Şimdi esnafımız “Gelen müşterilerimin yüzü değişse de gelen hep aynı müşterimdir” diye düşünse, işini güzel yapsa hayat daha huzurlu olmaz mı? Farkında yaşamak ne güzel! Yemek yerken bile farkında yemek sizin hayattan aldığınız lezzeti artırır. Marifet şeker yapmak değil şeker gibi olabilmektir. Hayatı şeker gibi yaşayabilmektir. Sadece kara odaklanan tüccar belki çok para kazanır ama hayatın bu güzelliklerini es geçer. Birisiyle tanışmıştım. Adamın hazır yemek firması vardı. Ama adam kendi yemeğini evinden getiriyordu. Kendi fabrikasında pişirdiği yemeklerden yemiyordu. Çünkü kalitesiz malzeme kullanıyor, çalıyor, çırpıyor, insan sağlığı ile oynuyordu. Tek amacı var o da çok para kazanmak…
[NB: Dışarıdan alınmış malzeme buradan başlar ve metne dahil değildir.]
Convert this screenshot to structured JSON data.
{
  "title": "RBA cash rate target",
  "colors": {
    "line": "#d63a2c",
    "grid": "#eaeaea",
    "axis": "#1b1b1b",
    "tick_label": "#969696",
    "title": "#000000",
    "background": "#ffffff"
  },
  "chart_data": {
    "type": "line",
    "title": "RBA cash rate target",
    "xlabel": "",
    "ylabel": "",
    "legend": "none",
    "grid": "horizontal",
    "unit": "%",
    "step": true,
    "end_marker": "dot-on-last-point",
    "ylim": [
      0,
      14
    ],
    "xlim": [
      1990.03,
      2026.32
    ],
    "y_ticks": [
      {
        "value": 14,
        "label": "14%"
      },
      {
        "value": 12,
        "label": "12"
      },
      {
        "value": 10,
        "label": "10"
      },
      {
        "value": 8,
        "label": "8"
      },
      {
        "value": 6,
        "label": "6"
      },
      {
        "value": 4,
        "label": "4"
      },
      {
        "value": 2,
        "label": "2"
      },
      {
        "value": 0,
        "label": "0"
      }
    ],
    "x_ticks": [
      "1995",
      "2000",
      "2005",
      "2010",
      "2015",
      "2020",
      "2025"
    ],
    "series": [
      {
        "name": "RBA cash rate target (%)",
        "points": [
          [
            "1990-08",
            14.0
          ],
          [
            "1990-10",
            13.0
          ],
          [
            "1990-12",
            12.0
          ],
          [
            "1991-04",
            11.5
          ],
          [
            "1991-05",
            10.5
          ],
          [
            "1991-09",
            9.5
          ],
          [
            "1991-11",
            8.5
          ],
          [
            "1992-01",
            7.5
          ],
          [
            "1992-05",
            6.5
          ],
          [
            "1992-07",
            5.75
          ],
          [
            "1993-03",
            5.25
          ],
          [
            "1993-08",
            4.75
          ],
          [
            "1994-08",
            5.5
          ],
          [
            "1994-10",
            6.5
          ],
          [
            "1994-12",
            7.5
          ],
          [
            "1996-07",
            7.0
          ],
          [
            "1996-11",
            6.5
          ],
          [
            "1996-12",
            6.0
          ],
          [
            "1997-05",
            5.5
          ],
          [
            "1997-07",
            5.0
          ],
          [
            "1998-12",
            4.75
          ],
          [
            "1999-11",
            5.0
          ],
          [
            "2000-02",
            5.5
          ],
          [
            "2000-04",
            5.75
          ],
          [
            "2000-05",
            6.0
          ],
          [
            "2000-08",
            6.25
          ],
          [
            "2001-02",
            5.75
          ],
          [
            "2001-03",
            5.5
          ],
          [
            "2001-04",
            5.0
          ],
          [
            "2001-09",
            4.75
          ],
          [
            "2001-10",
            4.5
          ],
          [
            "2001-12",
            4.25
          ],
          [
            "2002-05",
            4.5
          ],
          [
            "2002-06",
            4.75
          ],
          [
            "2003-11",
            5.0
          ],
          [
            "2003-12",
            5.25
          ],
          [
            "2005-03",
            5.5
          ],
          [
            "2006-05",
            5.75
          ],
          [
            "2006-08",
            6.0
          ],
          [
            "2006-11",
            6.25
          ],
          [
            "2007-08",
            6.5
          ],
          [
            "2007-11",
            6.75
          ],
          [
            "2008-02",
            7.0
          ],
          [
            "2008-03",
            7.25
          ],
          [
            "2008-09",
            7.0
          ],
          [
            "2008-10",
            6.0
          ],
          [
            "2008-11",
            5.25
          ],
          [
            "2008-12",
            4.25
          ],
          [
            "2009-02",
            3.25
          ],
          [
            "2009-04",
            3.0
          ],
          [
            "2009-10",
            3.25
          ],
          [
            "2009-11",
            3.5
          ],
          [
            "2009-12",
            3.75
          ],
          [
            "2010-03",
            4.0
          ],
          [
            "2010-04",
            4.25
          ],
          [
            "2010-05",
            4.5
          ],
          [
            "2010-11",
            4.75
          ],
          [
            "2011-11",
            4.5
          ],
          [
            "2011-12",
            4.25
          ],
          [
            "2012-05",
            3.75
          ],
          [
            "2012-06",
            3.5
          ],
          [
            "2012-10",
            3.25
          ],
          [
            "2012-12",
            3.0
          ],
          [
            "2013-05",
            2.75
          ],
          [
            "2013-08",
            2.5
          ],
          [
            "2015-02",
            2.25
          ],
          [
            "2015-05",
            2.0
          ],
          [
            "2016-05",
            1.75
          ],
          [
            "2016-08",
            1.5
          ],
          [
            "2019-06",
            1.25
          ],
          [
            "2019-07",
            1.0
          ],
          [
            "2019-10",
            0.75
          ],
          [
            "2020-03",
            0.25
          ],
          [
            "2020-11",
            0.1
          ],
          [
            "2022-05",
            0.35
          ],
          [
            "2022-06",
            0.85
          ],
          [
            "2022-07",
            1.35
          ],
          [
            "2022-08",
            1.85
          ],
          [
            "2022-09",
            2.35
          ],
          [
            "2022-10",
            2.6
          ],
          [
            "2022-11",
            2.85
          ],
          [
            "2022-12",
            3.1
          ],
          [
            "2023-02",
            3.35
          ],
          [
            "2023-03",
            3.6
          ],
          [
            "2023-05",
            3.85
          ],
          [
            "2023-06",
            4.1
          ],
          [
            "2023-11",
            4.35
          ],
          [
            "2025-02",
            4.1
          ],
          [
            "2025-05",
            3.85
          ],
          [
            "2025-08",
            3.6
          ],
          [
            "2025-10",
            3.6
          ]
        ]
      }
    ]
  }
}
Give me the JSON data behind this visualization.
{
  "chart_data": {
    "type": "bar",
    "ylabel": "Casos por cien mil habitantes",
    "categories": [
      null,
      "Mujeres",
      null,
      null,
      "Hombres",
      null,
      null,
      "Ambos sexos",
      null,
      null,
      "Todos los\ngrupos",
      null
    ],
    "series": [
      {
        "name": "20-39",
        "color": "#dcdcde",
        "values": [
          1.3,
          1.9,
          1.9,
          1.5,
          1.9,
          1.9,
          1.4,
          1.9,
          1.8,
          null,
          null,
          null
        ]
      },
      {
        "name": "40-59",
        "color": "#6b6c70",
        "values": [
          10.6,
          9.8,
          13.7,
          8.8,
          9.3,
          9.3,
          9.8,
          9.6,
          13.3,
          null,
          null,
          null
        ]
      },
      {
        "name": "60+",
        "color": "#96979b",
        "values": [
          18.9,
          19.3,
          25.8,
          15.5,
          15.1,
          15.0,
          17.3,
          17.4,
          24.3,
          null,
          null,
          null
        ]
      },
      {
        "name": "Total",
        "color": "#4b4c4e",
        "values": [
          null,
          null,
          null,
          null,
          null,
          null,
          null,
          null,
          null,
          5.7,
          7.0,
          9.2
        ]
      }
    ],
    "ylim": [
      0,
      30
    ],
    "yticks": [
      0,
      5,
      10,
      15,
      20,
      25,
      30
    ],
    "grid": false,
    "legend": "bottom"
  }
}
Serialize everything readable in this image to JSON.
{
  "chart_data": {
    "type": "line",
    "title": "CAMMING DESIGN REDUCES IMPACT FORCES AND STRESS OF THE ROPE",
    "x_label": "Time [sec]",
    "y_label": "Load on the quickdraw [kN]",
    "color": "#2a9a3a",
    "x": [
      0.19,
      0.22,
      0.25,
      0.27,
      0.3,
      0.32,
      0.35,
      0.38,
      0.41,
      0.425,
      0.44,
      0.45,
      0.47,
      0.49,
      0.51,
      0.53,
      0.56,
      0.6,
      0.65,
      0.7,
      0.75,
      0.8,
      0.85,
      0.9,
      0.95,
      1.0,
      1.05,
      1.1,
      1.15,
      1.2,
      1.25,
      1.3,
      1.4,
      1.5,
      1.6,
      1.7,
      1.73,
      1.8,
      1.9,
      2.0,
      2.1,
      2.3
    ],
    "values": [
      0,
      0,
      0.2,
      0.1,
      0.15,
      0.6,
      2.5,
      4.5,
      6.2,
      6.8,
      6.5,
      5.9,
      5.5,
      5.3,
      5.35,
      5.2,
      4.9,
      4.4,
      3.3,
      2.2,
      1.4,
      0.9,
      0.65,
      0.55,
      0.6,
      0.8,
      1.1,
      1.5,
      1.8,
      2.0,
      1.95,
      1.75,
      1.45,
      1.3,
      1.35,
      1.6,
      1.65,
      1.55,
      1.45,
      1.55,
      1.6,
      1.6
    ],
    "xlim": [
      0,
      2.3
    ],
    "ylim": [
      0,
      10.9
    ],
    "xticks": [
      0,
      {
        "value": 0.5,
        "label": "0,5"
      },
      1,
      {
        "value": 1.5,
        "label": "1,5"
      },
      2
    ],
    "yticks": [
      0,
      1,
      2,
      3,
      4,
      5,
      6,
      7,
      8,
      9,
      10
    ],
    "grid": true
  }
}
Çok para kazandığı zaman neler olacağının farkında değil. Dünya senin olsa da bu düşünce ile rezil bir hayat yaşamaktan kendini alıkoyamazsın. Şeker gibi yada zakkum gibi olmak sizin elinizde… Artık hangisini tercih ederseniz ona göre yaşarsınız.